Millennials: Today’s Underserved, Tomorrow’s Social Security and Medicare Bi-millionaires?Posted: September 16, 2015
When America’s Social Security system was first established in 1935, the public was deeply concerned about the fate of our elderly, who were then on average poorer than the rest of the population, less capable of working, more likely to work in physically demanding jobs, and less likely to live close to two decades past age 65. Today’s concept of Social Security was actually only one part of an act aimed at meeting the needs of the poor, old, needy, and unemployed of all ages.

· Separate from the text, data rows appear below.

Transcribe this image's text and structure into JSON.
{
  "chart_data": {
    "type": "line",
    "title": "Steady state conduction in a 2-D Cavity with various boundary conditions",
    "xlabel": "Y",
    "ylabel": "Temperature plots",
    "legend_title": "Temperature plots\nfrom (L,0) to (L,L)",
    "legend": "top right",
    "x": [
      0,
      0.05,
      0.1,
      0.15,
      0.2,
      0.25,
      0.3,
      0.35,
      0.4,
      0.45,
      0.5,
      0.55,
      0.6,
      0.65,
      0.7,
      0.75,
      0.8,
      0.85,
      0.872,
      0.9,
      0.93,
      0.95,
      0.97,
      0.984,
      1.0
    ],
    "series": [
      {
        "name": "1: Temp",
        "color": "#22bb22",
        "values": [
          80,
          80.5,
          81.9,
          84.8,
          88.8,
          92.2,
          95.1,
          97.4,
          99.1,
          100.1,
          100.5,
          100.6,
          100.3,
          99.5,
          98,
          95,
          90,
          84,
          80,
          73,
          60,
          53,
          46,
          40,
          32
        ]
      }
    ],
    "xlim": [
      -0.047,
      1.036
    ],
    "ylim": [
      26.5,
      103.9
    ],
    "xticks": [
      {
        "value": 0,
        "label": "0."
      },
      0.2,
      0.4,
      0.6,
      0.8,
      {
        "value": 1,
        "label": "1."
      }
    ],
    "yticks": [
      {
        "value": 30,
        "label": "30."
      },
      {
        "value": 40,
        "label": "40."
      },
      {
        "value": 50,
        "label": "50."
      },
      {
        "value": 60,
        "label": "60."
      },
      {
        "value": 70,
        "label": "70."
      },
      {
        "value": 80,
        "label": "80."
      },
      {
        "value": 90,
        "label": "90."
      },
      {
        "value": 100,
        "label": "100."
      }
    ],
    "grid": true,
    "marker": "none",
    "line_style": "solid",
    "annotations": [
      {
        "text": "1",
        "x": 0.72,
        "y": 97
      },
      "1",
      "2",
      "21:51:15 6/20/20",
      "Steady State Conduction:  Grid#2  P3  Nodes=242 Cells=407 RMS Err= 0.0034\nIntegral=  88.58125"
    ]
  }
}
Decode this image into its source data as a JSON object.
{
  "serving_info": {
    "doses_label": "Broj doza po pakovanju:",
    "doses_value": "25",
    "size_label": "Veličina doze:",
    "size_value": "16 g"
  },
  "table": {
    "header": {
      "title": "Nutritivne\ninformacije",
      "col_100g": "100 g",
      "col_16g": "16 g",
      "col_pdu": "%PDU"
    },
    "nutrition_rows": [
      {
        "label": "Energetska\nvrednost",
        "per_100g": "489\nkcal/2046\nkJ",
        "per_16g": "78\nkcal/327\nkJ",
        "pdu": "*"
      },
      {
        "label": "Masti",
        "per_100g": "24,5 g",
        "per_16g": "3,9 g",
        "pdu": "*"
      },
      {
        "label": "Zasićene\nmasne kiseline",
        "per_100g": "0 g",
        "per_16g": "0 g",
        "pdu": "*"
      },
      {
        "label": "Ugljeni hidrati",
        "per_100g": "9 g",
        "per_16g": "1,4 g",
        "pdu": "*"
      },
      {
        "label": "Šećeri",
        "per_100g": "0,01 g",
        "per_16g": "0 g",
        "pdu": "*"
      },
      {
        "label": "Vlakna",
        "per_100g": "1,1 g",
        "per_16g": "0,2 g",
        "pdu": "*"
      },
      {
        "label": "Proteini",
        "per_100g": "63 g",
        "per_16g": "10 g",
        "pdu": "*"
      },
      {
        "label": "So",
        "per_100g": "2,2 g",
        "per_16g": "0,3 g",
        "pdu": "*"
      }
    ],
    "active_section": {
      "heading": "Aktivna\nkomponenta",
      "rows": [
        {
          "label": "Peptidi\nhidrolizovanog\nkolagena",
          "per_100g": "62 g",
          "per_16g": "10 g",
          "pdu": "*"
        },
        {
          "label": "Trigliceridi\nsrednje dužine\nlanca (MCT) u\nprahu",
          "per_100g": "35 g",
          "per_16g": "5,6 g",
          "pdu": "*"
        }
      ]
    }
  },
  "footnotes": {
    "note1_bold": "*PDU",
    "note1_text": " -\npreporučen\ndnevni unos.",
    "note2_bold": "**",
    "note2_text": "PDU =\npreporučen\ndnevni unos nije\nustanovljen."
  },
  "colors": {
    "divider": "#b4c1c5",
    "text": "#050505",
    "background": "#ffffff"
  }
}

In the early decades through the 1960s, Congress expanded old-age supports largely to cover important gaps such as spouses and survivors, disability, health insurance and inflationary erosion of benefits. Today, however, Social Security grows based on past laws that preordain increases in old-age support, largely independent of how the needs of the elderly and nonelderly have evolved or will evolve.
In a newly released study, Caleb Quakenbush and I find that a typical couple retiring today is scheduled to receive about $1 million in cash and health benefits; many millennials will receive $2 million or more. In effect, we’ve now scheduled many young adults to be future Social Security and Medicare bi-millionaires. And the growth continues; the succeeding generation, born early in the 21st century and sometimes referred to as the homeland generation or generation Z, is scheduled for significantly higher benefits. Add to these amounts additional Medicaid expenditures that also go to many elderly if in a nursing home for any extended period of time. (These figures are “discounted”—that is, they show what amount would be required in a saving account, at age 65, earning real interest, to provide an equivalent level of support.)
In fact, a very high proportion of all growth in federal government spending over the next several decades is currently scheduled for Social Security and Medicare. Almost all other spending, whether for children or defense, infrastructure, or the basic functions of government, already is held constant or in decline in absolute terms, and sometimes in a tailspin relative to the size of the economy and the federal government. Only other forms of health care and retirement support, interest costs, and tax subsidies are on the rise.
Such developments are hardly sustainable. Simple math tells us that they will continue to impose costs that the millennials and younger generations are already experiencing: cuts in other benefits for them and their children, higher taxes, and reduced government services when they are in school, working, or middle-aged.
Next time you read a headline on growth in student debt, the falling real value of the child credit, declines in federal spending on education and infrastructure support, or fewer soldiers and sailors, keep in mind that these stories all follow as a consequence of where past Congresses have directed almost all government growth. Of course, governments almost always spend more as an economy and the tax base expand, whether the size of government relative to the economy grows, stays constant, or declines. But past governments traditionally allowed future legislators and voters to choose what to do with those additional revenues; they weren’t stuck with leaving that decision to prior legislators.
How did we get here? As Congresses and presidents added to Social Security over the years, it became more generous. Health insurance was expanded to cover hospitals and doctors, then more recently under President George W. Bush, drug benefits. Cash benefits were raised through various enactments under Republican and Democratic presidents alike.
One big culprit is the retirement age, which, by remaining stable on the basis of chronological age, does not remain stable on the basis of years of support, which increase as people live longer. A typical couple retiring at the earliest retirement age now receives benefits for close to three decades, which is roughly the expected lifespan of the longer living of the two. Spend $25,000 (discounted) per year on each person, but then do it for 20 years or so per person, and you come up with a figure like $1 million for a couple.
Since the 1970s, real annual benefits have also been growing automatically as wages rise. In fact, the combination of “wage indexing” and failure to adjust for life expectancy schedules Social Security to rise forever faster than the economy.
Then, of course, there are the health care costs. People are getting more years of medical support as they live longer. Plus, the federal government has never effectively tackled the increasing costs that result almost inevitably in a system where you and I can bargain with our doctors over whatever everybody else should pay to support our next procedure or drug.
By the way, none of these calculations account for the decline in the birth rate and its effect on the number of workers available to support such benefit growth. Roughly speaking, the taxes available to support any system decline by about one-third when the ratio of workers to retirees falls from 3:1 to 2:1.
We’ve traveled a long distance from 1935’s legislation and its goal of addressing the needs of people of all ages.